First, the Court noted the definition of "under the influence" means "a substantial deterioration or diminution of the mental faculties or physical capabilities of a person whether it be due to intoxicating liquor, narcotic, hallucinogenic or habit producing drugs." Id. at 589 (citing State v. Tamburro, 68 N.J. 414, 421 (1975)). A motorist is deemed to be under the influence of a substance if it altered his coordination and mental faculties to the point where it was unsafe for him to drive. State v. DiCarlo, 67 N.J. 321, 328 (1975).

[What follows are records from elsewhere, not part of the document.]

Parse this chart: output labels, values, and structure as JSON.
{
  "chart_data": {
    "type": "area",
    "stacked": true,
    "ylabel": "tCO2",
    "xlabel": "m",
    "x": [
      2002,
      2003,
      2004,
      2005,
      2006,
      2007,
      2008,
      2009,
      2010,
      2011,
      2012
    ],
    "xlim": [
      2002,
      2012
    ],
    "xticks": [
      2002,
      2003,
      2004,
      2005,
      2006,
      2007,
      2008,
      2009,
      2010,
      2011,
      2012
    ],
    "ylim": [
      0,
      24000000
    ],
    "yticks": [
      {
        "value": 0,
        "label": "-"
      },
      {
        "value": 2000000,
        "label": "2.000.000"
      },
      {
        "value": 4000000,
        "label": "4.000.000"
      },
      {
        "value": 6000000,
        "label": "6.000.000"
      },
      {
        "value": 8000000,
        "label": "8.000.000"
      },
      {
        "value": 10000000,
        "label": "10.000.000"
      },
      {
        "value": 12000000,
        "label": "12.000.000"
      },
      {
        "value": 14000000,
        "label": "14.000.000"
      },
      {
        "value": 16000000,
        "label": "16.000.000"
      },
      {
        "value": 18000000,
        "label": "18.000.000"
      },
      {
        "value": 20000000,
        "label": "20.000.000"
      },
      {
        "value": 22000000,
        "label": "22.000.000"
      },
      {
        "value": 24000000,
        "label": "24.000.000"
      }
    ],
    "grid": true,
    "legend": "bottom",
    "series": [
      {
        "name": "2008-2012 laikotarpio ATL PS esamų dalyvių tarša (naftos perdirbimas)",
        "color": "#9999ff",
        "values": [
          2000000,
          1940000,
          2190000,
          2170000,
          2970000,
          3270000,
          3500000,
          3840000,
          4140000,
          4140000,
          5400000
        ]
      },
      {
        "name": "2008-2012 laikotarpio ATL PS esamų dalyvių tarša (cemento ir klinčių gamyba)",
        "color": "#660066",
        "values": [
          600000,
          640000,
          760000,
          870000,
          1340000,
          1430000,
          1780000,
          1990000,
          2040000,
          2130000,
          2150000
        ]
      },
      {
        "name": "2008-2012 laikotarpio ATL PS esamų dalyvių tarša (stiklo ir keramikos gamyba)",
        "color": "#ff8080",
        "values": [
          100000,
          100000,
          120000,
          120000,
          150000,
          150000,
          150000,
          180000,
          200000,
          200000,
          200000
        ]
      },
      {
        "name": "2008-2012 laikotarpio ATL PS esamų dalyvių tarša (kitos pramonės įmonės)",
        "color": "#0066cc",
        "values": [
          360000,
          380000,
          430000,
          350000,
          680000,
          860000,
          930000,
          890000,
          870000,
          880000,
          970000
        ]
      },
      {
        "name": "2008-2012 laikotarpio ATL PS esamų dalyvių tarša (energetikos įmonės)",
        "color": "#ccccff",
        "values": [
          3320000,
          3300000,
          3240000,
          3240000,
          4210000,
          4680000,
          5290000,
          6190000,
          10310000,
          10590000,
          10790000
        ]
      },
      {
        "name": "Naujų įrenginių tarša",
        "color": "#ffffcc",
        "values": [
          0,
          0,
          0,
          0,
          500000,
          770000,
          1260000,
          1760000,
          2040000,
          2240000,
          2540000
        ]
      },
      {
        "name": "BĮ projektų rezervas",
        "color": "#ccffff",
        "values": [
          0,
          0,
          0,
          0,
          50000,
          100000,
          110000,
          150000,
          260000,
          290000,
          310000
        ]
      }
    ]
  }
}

Second, the Court made it clear establishing a party is under the influence may be accomplished through a lay person's observations of such party, together with proof the party ingested a substance. Bealor, 187 N.J. at 577. If such proofs are present, expert testimony is unnecessary. Id. at 591. Thus, "determining whether [a] defendant was under the influence of [a drug is] not 'beyond the ken of the average [finder of fact.]'" Id. at 591 (quoting DeHanes v. Rothman, 158 N.J. 90, 100 (1999)). Further, the cause of intoxication "is largely irrelevant," id. at 588-89; the specific substance or the quantum of the substance ingested need not be identified, id. at 589 (quoting Tamburro, 68 N.J. at 421).
Observations that support a person is under the influence of a substance can include the person's demeanor, appearance, and speech. Id. at 587-89; see also State v. Oliveri, 336 N.J. Super. 244, 251-52 (App. Div. 2001) (finding that defendant's eyes were watery and his speech slow and slurred sufficient to sustain a DWI conviction).

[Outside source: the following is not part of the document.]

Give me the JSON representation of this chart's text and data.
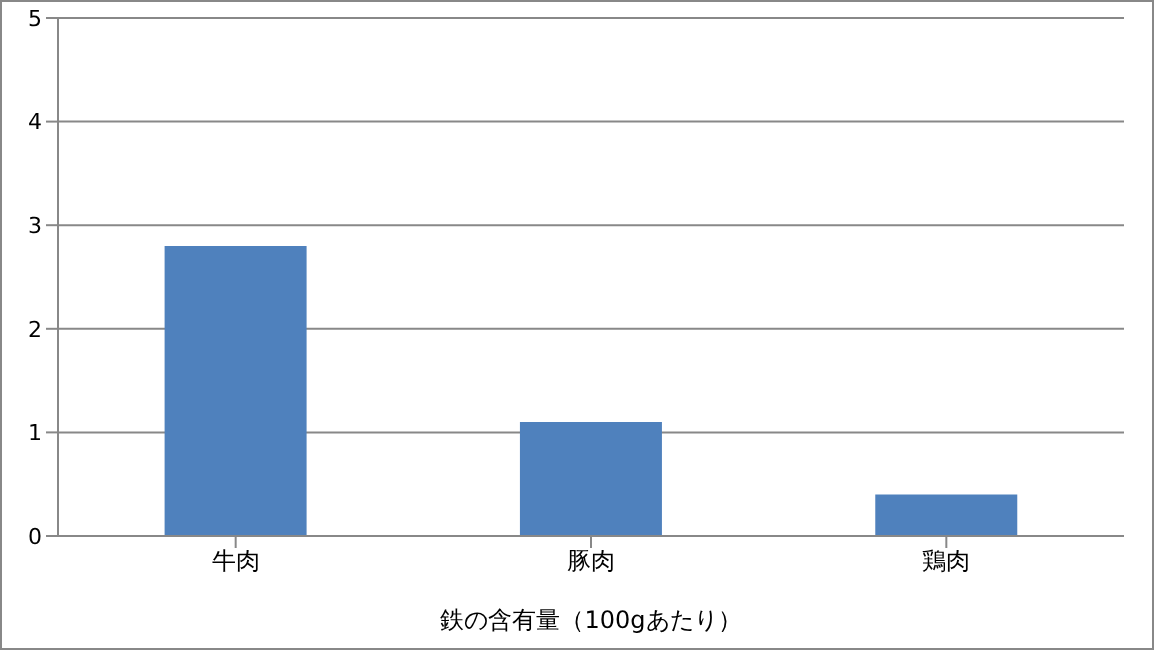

Guided by these principles and our review of the record, we discern no error in the Family Part court's determination to warrant appellate intervention. Here, the nurse testified defendant was "very lethargic," and her eyes were "very heavy," and closed "frequently" while the nurse spoke to her. In addition, defendant also spoke very slowly and had a very dry mouth. The caseworker testified defendant had droopy eyelids, glassy eyes, and moved and spoke slowly. The witnesses' observations were the same or similar to those found in State v. Oliveri, 336 N.J. Super. 244 (App. Div. 2001), in which we affirmed a finding the defendant was under the influence of alcohol. In addition, defendant admitted she had taken two OxyContin pills, one Oxycodone and one Soma pill.
Accordingly, the requisite proofs existed to establish defendant was under the influence of the substances she ingested. The description of defendant's conduct clearly showed she was too impaired to care for the child. Defendant also argues there was insufficient proof she was the one who ingested the pills missing from her prescription bottle, but we regard this argument as irrelevant, for the reasons previously outlined.

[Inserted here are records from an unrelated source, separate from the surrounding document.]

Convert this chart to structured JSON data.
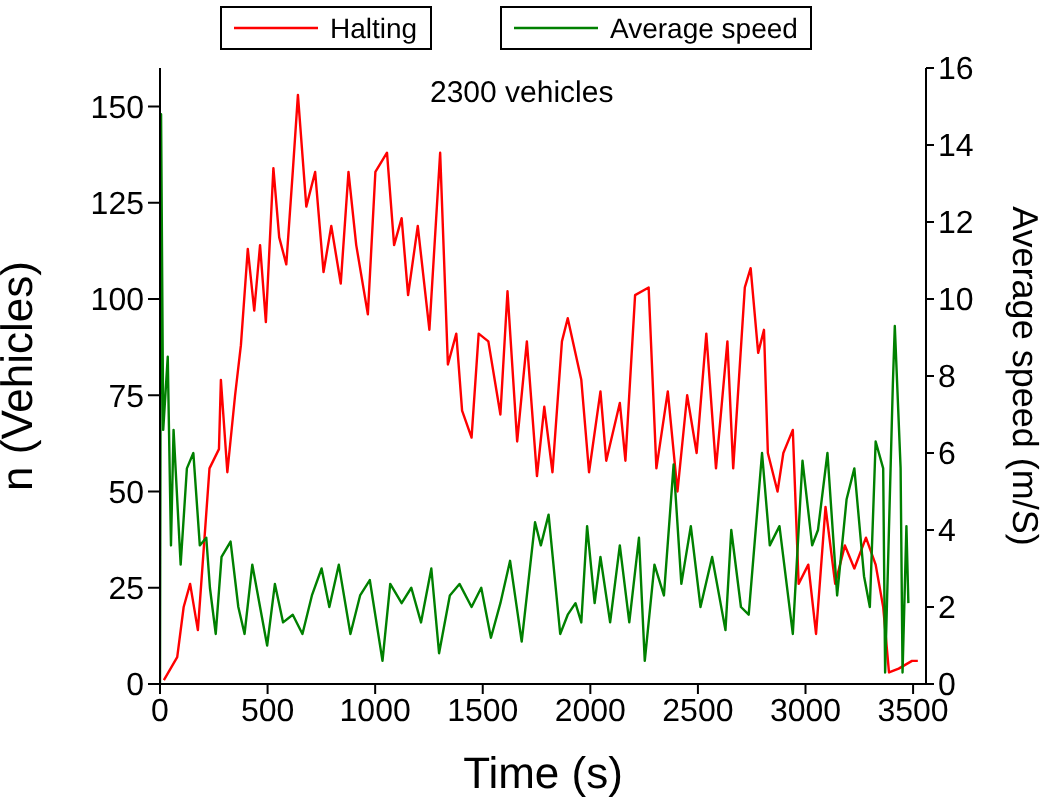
{
  "chart_data": {
    "type": "line",
    "xlabel": "Time (s)",
    "ylabel": "n (Vehicles)",
    "y2label": "Average speed (m/S)",
    "annotations": [
      "2300 vehicles"
    ],
    "xlim": [
      0,
      3560
    ],
    "xticks": [
      0,
      500,
      1000,
      1500,
      2000,
      2500,
      3000,
      3500
    ],
    "ylim": [
      0,
      160
    ],
    "yticks": [
      0,
      25,
      50,
      75,
      100,
      125,
      150
    ],
    "y2lim": [
      0,
      16
    ],
    "y2ticks": [
      0,
      2,
      4,
      6,
      8,
      10,
      12,
      14,
      16
    ],
    "legend": "top",
    "series": [
      {
        "name": "Halting",
        "color": "#ff0000",
        "x": [
          18,
          80,
          110,
          140,
          176,
          198,
          230,
          274,
          283,
          313,
          349,
          376,
          408,
          438,
          465,
          492,
          527,
          554,
          587,
          617,
          641,
          680,
          721,
          760,
          796,
          840,
          876,
          912,
          966,
          1001,
          1055,
          1088,
          1123,
          1153,
          1198,
          1252,
          1302,
          1338,
          1377,
          1404,
          1448,
          1481,
          1526,
          1582,
          1615,
          1660,
          1705,
          1752,
          1786,
          1824,
          1868,
          1895,
          1958,
          1994,
          2047,
          2074,
          2137,
          2163,
          2208,
          2271,
          2307,
          2360,
          2405,
          2450,
          2494,
          2539,
          2584,
          2637,
          2664,
          2718,
          2745,
          2780,
          2807,
          2825,
          2870,
          2897,
          2941,
          2968,
          3013,
          3049,
          3093,
          3138,
          3183,
          3227,
          3281,
          3326,
          3361,
          3388,
          3433,
          3495,
          3522
        ],
        "values": [
          1,
          7,
          20,
          26,
          14,
          31,
          56,
          61,
          79,
          55,
          75,
          88,
          113,
          97,
          114,
          94,
          134,
          116,
          109,
          133,
          153,
          124,
          133,
          107,
          119,
          104,
          133,
          114,
          96,
          133,
          138,
          114,
          121,
          101,
          119,
          92,
          138,
          83,
          91,
          71,
          64,
          91,
          89,
          70,
          102,
          63,
          89,
          54,
          72,
          55,
          89,
          95,
          79,
          55,
          76,
          58,
          73,
          58,
          101,
          103,
          56,
          76,
          50,
          75,
          60,
          91,
          56,
          89,
          56,
          103,
          108,
          86,
          92,
          60,
          50,
          60,
          66,
          26,
          31,
          13,
          46,
          26,
          36,
          30,
          38,
          31,
          20,
          3,
          4,
          6,
          6
        ]
      },
      {
        "name": "Average speed",
        "color": "#008000",
        "axis": "y2",
        "x": [
          0,
          5,
          15,
          36,
          51,
          63,
          96,
          125,
          155,
          185,
          215,
          232,
          259,
          286,
          328,
          364,
          393,
          429,
          465,
          498,
          534,
          572,
          617,
          662,
          706,
          751,
          787,
          831,
          885,
          930,
          975,
          1034,
          1070,
          1123,
          1168,
          1213,
          1261,
          1297,
          1347,
          1392,
          1448,
          1493,
          1538,
          1582,
          1627,
          1681,
          1743,
          1770,
          1806,
          1860,
          1895,
          1931,
          1958,
          1985,
          2020,
          2047,
          2092,
          2137,
          2181,
          2226,
          2253,
          2298,
          2342,
          2387,
          2423,
          2467,
          2512,
          2566,
          2628,
          2655,
          2700,
          2736,
          2798,
          2834,
          2879,
          2941,
          2986,
          3031,
          3058,
          3102,
          3147,
          3191,
          3227,
          3272,
          3299,
          3326,
          3361,
          3370,
          3406,
          3415,
          3442,
          3451,
          3469,
          3478
        ],
        "values": [
          0,
          14.8,
          6.6,
          8.5,
          3.6,
          6.6,
          3.1,
          5.6,
          6.0,
          3.6,
          3.8,
          2.5,
          1.3,
          3.3,
          3.7,
          2.0,
          1.3,
          3.1,
          2.0,
          1.0,
          2.6,
          1.6,
          1.8,
          1.3,
          2.3,
          3.0,
          2.0,
          3.1,
          1.3,
          2.3,
          2.7,
          0.6,
          2.6,
          2.1,
          2.5,
          1.6,
          3.0,
          0.8,
          2.3,
          2.6,
          2.0,
          2.5,
          1.2,
          2.1,
          3.2,
          1.1,
          4.2,
          3.6,
          4.4,
          1.3,
          1.8,
          2.1,
          1.6,
          4.1,
          2.1,
          3.3,
          1.6,
          3.6,
          1.6,
          3.8,
          0.6,
          3.1,
          2.3,
          5.7,
          2.6,
          4.1,
          2.0,
          3.3,
          1.4,
          4.0,
          2.0,
          1.8,
          6.0,
          3.6,
          4.1,
          1.3,
          5.8,
          3.6,
          4.0,
          6.0,
          2.3,
          4.8,
          5.6,
          2.8,
          2.0,
          6.3,
          5.6,
          0.3,
          7.8,
          9.3,
          5.6,
          0.3,
          4.1,
          2.1
        ]
      }
    ]
  }
}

The quantum of medication defendant ingested is immaterial; the point is the amount of medication she took, as shown by the conduct she exhibited, negatively impacted her ability to function and properly care for the child. Even if defendant did not intend to put the child at substantial risk of harm, nevertheless she did so. While perhaps a ten year old may not be as vulnerable to a guardian's impairment as an infant or toddler, the observed degree of the grandmother's impairment would put a child of such tender years at risk.
We have considered defendant's remaining arguments and conclude they are without sufficient merit to warrant discussion in a written opinion. R. 2:11-3(e)(1)(E).
Affirmed.
I hereby certify that the foregoing is a true copy of the original on file in my office.